The whole body isn’t made of quiet steel. That would be outrageously expensive. Additionally, you can’t just advertise “hey, the F150’s quiet!” You need to advertise something else so that the point really sticks home. Kind of like the difference between saying “good engine” and “northstar system” – which one sticks to the memory more?
I don’t necessarily disagree with you. I really wonder about those drivers whose stereos I can hear in the next car over. I don’t know whether there are actual studies on the matter.
Good point. Deaf people are stuck with the situation, but hearing people can be required not to increase their risk.
Just to be clear: I’m not advocating the revocation of anyone’s driving privledges.

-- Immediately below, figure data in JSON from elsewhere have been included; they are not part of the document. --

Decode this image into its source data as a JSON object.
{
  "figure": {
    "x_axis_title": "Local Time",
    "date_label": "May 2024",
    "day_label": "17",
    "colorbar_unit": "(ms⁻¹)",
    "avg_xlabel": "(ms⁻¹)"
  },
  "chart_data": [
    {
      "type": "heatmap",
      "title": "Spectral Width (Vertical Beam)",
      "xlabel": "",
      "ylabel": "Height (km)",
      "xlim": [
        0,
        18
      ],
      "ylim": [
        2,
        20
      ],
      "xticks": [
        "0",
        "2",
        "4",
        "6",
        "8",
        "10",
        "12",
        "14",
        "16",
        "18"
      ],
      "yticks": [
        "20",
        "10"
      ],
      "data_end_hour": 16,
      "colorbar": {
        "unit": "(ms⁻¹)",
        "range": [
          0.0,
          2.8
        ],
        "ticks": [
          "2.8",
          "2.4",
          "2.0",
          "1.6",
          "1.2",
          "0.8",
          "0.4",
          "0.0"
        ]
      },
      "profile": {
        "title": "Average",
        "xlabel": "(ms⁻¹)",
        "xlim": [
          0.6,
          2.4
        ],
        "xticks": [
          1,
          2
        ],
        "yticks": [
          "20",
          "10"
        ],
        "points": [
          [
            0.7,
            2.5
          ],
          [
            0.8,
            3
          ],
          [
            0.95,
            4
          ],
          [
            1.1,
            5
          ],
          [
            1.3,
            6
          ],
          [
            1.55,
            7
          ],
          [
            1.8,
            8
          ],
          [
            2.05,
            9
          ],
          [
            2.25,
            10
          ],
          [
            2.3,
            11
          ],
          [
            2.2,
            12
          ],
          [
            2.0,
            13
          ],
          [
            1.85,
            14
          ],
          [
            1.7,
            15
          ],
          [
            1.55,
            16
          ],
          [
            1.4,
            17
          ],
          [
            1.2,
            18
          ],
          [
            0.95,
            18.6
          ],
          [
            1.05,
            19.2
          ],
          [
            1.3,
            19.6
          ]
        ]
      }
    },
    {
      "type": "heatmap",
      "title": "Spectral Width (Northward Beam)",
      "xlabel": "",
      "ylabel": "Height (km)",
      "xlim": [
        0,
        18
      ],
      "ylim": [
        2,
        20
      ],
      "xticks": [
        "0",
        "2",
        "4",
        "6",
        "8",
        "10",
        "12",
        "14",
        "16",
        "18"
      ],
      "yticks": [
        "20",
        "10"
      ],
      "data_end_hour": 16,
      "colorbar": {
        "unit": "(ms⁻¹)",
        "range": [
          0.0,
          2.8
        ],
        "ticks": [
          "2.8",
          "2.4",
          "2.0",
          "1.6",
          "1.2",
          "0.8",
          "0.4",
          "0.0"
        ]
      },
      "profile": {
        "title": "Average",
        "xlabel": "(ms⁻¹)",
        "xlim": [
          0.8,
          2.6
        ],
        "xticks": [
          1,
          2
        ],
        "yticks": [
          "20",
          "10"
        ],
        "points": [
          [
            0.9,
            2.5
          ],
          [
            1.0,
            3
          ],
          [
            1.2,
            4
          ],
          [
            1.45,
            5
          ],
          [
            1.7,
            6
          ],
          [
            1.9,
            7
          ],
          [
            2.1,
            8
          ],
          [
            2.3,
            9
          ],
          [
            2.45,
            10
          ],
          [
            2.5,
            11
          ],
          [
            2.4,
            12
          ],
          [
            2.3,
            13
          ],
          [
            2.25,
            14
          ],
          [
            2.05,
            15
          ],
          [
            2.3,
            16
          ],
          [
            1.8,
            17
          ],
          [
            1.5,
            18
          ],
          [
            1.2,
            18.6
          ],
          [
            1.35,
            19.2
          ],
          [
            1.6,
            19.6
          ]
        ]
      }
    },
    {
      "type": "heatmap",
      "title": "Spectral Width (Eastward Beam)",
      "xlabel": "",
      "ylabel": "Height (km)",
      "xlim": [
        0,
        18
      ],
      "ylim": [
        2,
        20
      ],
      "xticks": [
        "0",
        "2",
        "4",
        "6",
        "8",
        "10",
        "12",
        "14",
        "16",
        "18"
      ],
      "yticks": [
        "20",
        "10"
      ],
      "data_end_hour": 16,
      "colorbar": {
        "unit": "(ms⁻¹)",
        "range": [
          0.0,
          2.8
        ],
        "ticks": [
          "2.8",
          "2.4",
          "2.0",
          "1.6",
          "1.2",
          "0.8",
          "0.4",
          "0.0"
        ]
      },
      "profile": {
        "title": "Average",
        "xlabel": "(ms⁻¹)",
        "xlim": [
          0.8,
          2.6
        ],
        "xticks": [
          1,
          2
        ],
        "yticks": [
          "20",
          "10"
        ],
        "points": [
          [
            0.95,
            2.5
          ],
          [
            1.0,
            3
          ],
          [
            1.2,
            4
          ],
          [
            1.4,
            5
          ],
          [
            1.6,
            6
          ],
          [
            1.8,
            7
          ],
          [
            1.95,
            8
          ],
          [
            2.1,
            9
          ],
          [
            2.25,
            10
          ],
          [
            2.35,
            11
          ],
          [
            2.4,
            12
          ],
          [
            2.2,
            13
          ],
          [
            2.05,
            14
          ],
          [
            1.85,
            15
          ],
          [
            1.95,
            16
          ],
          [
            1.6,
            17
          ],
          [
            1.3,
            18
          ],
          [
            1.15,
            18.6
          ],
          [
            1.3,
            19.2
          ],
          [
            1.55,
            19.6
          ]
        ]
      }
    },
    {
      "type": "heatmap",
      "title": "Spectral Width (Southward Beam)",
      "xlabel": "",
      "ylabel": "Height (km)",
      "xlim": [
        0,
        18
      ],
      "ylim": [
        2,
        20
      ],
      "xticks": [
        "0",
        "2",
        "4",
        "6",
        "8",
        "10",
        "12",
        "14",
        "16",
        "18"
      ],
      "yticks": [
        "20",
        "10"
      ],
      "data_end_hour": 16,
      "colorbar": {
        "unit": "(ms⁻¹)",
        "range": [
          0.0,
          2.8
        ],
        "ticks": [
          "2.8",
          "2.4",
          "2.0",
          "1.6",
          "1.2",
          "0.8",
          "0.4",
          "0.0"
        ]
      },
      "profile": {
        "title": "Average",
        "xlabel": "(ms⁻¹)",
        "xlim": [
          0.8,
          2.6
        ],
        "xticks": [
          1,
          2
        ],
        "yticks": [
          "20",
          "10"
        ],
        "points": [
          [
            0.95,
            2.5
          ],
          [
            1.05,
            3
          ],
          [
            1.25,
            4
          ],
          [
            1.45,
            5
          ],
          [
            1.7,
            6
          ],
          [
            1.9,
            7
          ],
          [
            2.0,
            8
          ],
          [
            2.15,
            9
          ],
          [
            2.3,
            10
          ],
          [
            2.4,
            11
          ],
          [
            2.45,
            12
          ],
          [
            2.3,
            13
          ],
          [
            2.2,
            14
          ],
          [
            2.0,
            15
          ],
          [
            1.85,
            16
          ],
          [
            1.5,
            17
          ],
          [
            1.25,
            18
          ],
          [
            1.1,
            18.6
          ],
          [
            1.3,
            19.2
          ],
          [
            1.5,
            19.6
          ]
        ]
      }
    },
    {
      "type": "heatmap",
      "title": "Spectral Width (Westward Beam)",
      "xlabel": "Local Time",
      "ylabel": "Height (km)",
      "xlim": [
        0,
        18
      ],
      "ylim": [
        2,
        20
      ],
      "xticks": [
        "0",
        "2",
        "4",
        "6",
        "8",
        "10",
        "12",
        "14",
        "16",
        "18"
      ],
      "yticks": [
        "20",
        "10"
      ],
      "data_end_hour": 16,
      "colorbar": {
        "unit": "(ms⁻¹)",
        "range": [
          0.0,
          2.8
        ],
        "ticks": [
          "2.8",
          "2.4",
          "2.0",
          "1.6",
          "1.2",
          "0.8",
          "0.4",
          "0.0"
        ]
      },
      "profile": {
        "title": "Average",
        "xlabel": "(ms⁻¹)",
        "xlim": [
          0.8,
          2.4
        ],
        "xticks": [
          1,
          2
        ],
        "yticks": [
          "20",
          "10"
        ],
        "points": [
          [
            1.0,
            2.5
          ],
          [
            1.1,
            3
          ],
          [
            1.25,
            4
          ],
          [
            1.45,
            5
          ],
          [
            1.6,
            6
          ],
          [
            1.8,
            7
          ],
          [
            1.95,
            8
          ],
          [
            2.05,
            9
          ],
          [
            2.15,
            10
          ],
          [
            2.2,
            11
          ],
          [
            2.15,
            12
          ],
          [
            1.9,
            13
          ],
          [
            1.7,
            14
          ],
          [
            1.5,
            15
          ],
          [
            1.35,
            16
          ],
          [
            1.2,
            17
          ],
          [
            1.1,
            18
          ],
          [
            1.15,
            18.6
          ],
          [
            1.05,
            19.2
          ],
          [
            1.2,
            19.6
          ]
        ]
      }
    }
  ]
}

That said, it seems to me that either hearing is an intergral part of safe driving and people who can’t (due to deafness, stereos or headphones) shouldn’t be driving, or that the ability to hear isn’t that big a deal (WRT driving). But what we have in place is a standard that says deafness and stereos are ok, but having headphones on poses a risk. I just don’t follow the logic of it.
Whenever I have to look for something while driving, I decrease the volume of my stereo in the car. Does this mean that not being able to hear outside the car is a distraction, or that loud noise is a distraction. It’s a completely automatic response for me; I barely know that I do it. I suspect, though, that it’s some instinct to be able to hear outside at someone honking at me for blocking the road or driving slowly or whatever.
Is this tendancy related, or am I going off on a tangent?
About those people with the extra loud stereos going in the car: I’m fairly sure that technically they could be ticketed for that too. I don’t know how to go about finding a cite, and anyway, it would be specific to a state.